Regardless of which method you use, you will need to create a new storage account before the migration process. You will also need to assign the Storage Blob Data Owner role to the account associated with your Gen2 account. You must assign the Owner Role to the Gen1 account as well.
Microsoft's preferred method involves simply copying data from Gen1 to Gen2. To perform this type of migration, begin by going to the overview screen for your Gen1 data lake storage account. Click on the Migrate Data button on this screen, and you are prompted to choose your preferred migration mode. Choose Copy Data to a New Gen2 Account, and then select the checkbox confirming that you accept Microsoft's service agreement.
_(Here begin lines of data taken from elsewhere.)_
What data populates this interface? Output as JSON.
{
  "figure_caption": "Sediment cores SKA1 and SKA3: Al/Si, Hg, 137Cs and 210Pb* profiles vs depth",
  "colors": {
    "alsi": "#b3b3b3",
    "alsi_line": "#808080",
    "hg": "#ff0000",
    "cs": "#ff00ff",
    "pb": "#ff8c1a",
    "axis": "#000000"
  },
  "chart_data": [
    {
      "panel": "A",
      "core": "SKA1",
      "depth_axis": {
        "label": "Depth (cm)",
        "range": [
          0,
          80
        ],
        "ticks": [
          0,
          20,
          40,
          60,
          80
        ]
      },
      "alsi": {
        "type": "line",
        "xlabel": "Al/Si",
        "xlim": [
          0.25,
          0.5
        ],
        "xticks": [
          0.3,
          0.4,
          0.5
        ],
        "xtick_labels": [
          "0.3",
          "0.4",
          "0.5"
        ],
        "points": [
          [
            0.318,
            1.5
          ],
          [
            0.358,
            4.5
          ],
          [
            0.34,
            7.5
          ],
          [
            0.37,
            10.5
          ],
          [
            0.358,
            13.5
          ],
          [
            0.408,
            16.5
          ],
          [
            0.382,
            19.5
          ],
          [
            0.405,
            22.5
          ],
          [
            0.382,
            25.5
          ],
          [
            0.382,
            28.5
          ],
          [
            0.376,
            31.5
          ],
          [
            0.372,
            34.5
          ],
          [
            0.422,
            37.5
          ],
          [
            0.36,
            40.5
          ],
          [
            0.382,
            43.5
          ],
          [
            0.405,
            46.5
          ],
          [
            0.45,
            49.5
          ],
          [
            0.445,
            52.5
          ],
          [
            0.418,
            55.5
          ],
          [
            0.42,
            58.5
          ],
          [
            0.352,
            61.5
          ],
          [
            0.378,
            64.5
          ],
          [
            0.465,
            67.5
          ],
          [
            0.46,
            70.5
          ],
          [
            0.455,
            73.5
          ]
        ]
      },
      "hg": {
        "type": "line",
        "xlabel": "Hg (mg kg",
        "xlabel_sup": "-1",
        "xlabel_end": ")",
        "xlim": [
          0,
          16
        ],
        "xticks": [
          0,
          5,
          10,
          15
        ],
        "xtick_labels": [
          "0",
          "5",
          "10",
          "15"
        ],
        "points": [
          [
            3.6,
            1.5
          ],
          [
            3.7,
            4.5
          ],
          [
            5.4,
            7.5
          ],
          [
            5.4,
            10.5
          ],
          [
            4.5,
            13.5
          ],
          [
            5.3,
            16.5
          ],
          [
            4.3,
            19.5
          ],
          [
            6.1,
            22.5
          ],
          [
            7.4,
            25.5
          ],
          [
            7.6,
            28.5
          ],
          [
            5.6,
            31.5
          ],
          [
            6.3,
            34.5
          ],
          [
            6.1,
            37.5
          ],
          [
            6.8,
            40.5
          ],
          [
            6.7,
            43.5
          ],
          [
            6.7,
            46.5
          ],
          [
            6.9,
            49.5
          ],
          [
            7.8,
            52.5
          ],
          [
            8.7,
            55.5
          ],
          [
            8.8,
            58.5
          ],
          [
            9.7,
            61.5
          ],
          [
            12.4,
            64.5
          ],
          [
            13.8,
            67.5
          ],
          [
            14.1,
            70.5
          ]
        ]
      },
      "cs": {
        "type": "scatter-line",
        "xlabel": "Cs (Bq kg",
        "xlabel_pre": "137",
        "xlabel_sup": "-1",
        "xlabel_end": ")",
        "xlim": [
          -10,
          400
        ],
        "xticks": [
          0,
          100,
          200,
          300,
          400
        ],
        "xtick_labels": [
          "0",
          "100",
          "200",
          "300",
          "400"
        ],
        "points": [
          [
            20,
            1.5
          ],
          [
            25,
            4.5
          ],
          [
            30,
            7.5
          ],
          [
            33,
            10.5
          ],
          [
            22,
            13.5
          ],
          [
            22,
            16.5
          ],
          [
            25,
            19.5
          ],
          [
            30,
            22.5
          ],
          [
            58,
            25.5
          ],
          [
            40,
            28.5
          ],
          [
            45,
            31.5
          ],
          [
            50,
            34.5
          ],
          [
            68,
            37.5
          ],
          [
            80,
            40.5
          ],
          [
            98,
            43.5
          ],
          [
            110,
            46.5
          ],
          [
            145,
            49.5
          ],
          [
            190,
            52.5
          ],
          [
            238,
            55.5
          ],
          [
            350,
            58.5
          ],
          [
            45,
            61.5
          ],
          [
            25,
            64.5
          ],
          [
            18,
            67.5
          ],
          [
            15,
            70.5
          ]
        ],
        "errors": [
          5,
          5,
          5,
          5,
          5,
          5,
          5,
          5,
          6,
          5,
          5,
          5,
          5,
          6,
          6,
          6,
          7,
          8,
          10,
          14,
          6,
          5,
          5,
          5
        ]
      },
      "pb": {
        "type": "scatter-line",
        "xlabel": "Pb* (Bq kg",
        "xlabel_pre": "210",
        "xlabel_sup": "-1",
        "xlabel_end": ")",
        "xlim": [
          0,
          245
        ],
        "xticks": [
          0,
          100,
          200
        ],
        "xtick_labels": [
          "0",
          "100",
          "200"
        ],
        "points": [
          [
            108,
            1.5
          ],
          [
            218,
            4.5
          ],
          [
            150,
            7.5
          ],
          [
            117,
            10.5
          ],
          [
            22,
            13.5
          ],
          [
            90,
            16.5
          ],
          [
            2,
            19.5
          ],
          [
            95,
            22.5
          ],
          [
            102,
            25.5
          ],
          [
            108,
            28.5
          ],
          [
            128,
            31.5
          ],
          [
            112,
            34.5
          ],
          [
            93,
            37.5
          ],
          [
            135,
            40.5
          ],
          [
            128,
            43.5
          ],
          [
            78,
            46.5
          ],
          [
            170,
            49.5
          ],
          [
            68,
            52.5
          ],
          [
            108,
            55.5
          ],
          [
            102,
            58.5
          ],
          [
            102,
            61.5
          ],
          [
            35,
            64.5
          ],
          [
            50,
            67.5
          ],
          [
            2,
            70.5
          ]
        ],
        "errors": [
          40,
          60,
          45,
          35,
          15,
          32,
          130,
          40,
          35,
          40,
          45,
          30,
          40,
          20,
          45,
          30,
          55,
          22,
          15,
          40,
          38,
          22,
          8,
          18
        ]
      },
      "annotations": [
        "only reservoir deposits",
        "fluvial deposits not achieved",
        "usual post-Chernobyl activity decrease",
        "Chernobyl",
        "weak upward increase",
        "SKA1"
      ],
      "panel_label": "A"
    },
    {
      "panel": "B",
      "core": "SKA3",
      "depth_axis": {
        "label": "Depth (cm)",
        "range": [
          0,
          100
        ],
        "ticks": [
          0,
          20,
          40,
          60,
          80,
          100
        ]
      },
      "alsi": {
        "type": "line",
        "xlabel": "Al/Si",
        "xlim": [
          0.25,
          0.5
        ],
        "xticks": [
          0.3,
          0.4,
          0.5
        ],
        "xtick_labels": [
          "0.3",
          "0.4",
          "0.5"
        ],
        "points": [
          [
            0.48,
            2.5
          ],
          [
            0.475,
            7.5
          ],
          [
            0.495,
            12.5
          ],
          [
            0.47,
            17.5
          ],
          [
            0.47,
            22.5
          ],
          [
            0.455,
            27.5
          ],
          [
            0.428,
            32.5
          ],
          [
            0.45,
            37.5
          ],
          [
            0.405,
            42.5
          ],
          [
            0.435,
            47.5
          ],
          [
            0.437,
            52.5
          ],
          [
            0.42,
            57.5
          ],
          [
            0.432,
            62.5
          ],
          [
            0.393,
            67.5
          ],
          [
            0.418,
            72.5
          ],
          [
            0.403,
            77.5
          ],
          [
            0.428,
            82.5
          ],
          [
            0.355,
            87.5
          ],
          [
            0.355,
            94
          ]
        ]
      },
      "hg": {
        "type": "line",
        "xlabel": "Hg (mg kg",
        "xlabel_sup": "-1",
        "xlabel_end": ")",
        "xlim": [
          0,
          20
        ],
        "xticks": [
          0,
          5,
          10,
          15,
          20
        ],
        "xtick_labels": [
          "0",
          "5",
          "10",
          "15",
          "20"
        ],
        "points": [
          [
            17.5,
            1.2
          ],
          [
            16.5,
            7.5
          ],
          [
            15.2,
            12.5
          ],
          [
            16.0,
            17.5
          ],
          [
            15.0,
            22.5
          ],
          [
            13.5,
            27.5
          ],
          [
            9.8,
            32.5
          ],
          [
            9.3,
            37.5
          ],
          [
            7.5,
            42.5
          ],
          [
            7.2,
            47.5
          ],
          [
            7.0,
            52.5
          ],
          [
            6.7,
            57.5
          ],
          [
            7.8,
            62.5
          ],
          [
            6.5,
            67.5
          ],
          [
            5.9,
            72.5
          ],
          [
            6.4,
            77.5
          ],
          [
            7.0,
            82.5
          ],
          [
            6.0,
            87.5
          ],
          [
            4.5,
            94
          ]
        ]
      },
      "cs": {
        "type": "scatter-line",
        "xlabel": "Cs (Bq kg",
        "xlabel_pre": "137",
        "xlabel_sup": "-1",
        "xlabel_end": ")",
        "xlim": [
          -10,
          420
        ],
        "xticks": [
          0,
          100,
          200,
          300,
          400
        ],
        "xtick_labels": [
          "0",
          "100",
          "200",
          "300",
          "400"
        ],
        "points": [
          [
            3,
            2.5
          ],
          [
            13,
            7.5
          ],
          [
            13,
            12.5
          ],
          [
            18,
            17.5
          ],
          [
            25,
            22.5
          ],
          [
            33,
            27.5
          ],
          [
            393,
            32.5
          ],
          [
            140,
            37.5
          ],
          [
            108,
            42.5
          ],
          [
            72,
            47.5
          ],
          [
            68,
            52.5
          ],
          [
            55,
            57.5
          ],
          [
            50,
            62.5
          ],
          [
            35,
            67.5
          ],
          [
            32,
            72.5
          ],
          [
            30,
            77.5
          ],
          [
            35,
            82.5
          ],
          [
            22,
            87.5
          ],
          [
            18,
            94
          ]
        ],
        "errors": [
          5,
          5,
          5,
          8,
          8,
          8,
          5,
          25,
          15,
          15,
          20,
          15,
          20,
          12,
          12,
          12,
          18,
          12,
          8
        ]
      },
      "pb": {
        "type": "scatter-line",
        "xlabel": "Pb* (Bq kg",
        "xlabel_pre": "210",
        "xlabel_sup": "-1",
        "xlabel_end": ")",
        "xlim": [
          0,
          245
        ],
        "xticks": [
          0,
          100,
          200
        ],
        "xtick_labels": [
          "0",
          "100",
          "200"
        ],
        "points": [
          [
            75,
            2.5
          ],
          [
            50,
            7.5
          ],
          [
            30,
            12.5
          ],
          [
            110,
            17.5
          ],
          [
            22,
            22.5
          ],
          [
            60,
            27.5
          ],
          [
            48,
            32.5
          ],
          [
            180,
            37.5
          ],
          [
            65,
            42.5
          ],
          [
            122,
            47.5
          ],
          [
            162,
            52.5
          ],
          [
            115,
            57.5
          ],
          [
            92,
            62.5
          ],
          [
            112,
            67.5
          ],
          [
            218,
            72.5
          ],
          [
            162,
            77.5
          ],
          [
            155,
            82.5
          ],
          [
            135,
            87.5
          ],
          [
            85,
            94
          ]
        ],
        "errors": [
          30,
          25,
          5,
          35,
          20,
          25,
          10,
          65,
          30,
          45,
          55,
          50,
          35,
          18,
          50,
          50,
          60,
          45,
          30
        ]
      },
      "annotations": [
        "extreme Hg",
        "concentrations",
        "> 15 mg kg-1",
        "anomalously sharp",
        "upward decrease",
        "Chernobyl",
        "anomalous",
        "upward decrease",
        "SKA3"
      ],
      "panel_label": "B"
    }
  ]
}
Click the Apply button and the data is copied.
The migration process causes the Gen1 account to become read-only, at least for the duration of the migration. Similarly, the Gen2 account is disabled until the migration completes.
The other option to create an Azure Data Lake Storage Gen2 account is to perform what Microsoft calls a "complete migration." The initial steps of the migration process are identical to a copy migration. Begin by going to the overview page for your Gen1 account and clicking the Migrate Data button. Rather than choosing the option to copy data to a new Gen2 account, however, you must select the Complete Migration to a New Gen2 Account option. Once again, you must select the confirmation checkbox and click the Apply button.
Microsoft recommends a copy data migration over a complete migration because it temporarily disables the Gen1 account for the duration of the migration only. Conversely, a complete migration permanently disables the Gen1 account and deletes it after 30 days.
You will probably need to perform some cleanup tasks afterward. This may include pointing services to the Gen2 endpoint, updating your applications to use Gen2 APIs, reformatting URIs to use Gen2 naming conventions and updating any applicable scripts.
Challenges to setup
Three main challenges tend to derail the process for users to create Azure Data Lake Storage Gen2 accounts.
First, you must migrate all your Azure Data Lake Analytics accounts to Azure Synapse Analytics -- or another supported platform if available -- according to Microsoft. Otherwise, you will receive an error message that Azure was unable to initialize the migration process.
You must use a new storage account, even if it's empty. The account you create must have the hierarchical namespace feature enabled.
In addition, certain file and directory names that were valid in Gen1 are unsupported in Gen2. This includes names made up of all spaces or tabs, names with multiple forward slashes and names that end with a period or contain a colon. You must rename any file or folder with one of these unsupported names before you can perform a migration.
How setup and administration compare to Gen1
A Gen2 data lake will use containers, even if your Gen1 environment did not, because the container structure is used in the migration process. Azure will automatically create a container called Gen1. The Gen1 container will act as a repository for the migrated data. You can't rename the Gen1 container, but once the migration process is over, you can create a new container and move data as needed.
Once you finish with the migration process, you can enable geographically redundant storage but only if you aren't planning on using the application compatibility layer. Using geographically redundant storage will cause the application compatibility layer to fail.
Finally, the migration process only migrates data, not settings. As such, you will need to manually reconfigure any applicable settings, such as encryption and firewall use.